There were some positive findings with some explaining the pandemic and the vaccine roll out was an opportunity to step up and created a sense of camaraderie.

But overall, the detrimental impact of the pandemic on GP wellbeing has wider implications for workforce retention and patient safety, the researchers concluded.

It comes as worrying new data showed more than one in five GPs under the age of 30 quit the profession last year.

Looking at the ABC of doctors needs – autonomy, belonging and competence – all three have been affected by the pandemic they added.

‘GPs’ ability to control and influence their work has reduced, and patient frustrations and media blaming of GPs has affected their sense of belonging and competence.

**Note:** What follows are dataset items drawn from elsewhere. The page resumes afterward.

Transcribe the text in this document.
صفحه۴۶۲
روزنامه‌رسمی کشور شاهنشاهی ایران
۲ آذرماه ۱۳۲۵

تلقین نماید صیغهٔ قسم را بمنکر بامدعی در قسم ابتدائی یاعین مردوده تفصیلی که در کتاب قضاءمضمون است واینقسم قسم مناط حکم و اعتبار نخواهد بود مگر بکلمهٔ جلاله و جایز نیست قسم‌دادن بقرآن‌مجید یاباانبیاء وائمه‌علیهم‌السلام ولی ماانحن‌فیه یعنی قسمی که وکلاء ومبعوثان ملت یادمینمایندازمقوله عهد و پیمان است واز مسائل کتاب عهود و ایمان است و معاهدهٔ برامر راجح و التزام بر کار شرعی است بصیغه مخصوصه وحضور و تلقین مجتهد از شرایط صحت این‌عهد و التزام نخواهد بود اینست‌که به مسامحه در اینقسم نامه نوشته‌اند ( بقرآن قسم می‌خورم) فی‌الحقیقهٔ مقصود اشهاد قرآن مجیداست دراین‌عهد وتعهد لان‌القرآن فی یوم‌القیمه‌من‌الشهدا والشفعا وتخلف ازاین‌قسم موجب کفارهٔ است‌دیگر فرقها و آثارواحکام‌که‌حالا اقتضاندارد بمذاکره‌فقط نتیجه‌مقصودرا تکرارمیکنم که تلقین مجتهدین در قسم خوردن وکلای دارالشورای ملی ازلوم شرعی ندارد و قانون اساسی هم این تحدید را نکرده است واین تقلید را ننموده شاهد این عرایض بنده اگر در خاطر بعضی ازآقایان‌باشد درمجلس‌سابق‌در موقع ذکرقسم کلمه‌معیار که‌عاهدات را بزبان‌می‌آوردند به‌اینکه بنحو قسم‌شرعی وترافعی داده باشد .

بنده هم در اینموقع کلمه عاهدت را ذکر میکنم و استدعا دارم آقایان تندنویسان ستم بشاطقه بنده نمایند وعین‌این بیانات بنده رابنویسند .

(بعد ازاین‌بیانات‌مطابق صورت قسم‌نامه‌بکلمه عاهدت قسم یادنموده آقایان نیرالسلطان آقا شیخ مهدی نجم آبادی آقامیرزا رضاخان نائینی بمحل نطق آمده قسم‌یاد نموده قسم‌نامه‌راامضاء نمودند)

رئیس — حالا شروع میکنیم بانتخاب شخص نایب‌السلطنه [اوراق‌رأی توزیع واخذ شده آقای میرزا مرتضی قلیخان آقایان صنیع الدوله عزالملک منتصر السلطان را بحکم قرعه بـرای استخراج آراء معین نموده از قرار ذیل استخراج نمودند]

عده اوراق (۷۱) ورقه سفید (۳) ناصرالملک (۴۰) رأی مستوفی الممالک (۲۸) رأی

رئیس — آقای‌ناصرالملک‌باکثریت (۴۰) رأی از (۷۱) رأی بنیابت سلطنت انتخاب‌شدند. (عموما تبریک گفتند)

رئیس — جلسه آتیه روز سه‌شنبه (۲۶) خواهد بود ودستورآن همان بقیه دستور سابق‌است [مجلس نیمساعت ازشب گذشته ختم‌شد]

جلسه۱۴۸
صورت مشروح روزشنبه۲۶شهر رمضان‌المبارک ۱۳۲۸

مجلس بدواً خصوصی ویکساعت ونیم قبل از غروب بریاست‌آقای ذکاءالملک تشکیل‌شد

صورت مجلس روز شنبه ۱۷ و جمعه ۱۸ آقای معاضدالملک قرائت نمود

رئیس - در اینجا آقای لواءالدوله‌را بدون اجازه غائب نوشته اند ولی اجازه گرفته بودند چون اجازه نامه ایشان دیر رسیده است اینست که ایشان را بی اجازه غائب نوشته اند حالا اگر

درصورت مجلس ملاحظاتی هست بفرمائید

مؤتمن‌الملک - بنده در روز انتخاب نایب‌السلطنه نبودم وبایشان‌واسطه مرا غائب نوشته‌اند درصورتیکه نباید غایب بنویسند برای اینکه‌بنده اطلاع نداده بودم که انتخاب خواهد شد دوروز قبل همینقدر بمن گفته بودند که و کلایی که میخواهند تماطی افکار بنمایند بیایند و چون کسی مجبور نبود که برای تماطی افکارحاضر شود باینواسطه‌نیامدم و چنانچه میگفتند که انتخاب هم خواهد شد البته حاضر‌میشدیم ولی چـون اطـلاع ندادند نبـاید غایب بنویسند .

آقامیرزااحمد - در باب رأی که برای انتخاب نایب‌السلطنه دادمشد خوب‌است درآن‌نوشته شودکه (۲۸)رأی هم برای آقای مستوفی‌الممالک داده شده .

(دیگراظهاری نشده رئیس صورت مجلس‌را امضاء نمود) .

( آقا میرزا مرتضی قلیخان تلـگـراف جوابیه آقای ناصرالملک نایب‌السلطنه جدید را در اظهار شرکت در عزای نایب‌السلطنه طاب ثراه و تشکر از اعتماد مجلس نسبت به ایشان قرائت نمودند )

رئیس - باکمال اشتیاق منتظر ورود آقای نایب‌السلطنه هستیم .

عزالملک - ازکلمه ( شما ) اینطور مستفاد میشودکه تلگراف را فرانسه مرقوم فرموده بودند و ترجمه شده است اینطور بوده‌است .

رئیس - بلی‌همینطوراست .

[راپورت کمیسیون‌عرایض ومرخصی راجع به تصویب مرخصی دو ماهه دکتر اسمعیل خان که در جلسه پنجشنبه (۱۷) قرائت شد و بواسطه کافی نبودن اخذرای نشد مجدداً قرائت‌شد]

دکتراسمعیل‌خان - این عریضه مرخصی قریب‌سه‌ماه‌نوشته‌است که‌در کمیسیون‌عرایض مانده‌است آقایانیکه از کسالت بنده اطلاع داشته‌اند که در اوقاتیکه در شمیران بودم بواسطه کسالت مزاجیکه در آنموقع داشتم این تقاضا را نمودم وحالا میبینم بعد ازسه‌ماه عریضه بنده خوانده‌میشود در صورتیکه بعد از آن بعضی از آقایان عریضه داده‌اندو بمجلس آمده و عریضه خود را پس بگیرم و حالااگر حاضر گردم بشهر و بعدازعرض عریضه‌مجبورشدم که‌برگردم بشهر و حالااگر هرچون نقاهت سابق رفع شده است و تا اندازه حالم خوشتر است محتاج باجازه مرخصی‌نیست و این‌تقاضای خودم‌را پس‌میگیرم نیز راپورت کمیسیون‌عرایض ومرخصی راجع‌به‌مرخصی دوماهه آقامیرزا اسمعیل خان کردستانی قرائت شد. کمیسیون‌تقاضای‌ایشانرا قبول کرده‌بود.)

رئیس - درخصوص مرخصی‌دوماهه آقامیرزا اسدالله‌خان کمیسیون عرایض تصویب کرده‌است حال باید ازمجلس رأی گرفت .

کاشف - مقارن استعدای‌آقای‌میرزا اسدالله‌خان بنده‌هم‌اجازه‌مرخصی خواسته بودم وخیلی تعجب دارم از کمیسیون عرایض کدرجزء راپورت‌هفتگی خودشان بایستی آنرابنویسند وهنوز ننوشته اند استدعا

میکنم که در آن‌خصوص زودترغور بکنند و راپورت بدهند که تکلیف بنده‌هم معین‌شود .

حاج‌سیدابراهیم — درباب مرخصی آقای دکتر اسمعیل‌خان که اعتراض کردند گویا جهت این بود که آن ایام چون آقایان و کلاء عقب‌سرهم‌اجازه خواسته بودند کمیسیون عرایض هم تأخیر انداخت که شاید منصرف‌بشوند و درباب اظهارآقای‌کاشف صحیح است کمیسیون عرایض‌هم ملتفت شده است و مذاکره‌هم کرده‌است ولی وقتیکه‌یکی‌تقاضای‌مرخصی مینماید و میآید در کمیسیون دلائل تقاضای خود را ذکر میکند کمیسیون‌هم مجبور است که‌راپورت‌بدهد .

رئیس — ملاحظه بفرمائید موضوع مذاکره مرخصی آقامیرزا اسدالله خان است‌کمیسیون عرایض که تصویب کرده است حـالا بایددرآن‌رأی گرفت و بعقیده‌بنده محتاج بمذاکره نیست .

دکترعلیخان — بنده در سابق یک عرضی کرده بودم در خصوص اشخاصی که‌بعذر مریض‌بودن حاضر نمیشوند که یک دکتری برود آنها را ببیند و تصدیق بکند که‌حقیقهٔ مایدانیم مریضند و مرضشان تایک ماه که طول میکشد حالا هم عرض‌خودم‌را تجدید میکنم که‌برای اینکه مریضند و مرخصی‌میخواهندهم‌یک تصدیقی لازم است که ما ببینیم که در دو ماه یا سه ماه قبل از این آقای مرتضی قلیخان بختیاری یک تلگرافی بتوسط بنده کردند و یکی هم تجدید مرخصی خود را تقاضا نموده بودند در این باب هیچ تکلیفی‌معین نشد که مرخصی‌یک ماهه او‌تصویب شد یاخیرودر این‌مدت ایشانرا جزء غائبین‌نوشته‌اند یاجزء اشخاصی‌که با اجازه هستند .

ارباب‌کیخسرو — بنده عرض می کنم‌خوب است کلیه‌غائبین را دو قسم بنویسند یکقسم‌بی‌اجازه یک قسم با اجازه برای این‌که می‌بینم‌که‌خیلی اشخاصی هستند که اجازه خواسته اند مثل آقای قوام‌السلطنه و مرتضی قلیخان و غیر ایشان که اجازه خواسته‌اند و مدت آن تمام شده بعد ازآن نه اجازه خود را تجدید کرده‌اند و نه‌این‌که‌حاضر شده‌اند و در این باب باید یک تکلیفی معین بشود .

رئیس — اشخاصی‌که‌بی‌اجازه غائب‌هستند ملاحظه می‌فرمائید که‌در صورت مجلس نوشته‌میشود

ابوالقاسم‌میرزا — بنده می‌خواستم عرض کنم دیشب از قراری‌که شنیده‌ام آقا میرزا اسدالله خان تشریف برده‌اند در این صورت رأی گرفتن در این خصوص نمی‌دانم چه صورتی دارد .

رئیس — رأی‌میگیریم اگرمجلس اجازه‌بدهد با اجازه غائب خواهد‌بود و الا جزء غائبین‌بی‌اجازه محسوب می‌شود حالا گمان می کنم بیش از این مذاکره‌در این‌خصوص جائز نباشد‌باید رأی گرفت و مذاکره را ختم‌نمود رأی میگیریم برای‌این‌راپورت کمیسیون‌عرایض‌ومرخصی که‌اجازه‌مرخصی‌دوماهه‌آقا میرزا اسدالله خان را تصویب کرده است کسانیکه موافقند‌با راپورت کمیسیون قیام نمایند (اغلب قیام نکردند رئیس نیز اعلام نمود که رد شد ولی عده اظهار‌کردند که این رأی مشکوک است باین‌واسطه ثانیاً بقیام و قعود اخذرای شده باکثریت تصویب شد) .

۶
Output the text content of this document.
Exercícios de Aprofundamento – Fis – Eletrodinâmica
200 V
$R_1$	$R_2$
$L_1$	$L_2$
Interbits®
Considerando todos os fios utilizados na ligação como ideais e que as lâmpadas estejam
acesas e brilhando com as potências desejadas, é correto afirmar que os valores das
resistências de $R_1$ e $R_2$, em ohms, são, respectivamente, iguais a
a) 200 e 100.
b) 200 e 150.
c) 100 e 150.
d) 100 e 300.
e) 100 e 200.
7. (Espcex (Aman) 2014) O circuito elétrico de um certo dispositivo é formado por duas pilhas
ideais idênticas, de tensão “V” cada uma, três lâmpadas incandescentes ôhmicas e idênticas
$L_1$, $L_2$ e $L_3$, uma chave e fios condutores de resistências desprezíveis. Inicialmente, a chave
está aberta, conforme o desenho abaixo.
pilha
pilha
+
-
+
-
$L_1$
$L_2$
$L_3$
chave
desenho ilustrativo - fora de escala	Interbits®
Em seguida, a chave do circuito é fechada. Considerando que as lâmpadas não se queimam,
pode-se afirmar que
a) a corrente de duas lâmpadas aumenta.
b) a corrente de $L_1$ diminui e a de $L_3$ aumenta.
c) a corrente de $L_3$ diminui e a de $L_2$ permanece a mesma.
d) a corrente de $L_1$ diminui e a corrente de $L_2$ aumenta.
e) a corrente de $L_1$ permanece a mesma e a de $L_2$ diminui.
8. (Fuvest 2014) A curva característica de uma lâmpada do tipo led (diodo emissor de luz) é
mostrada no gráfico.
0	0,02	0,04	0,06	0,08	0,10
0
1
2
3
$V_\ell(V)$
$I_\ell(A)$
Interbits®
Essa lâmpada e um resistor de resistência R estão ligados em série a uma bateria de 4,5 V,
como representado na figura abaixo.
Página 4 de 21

‘There is a need for policy to support GPs, prevent work stress and foster collaborations across wider teams,’ they said.

Study leader, Dr Laura Jefferson, a research fellow at the University of York, said: ‘GPs were experiencing problems with excessive workloads that were affecting their wellbeing before the pandemic. 

‘Our study explored GP wellbeing during the first year of the pandemic, highlighting how this evolved over time as GPs faced different challenges.

‘Further tensions in general practice have since arisen, particularly regarding negative and misleading media portrayal, and substantial challenges to GPs remain.’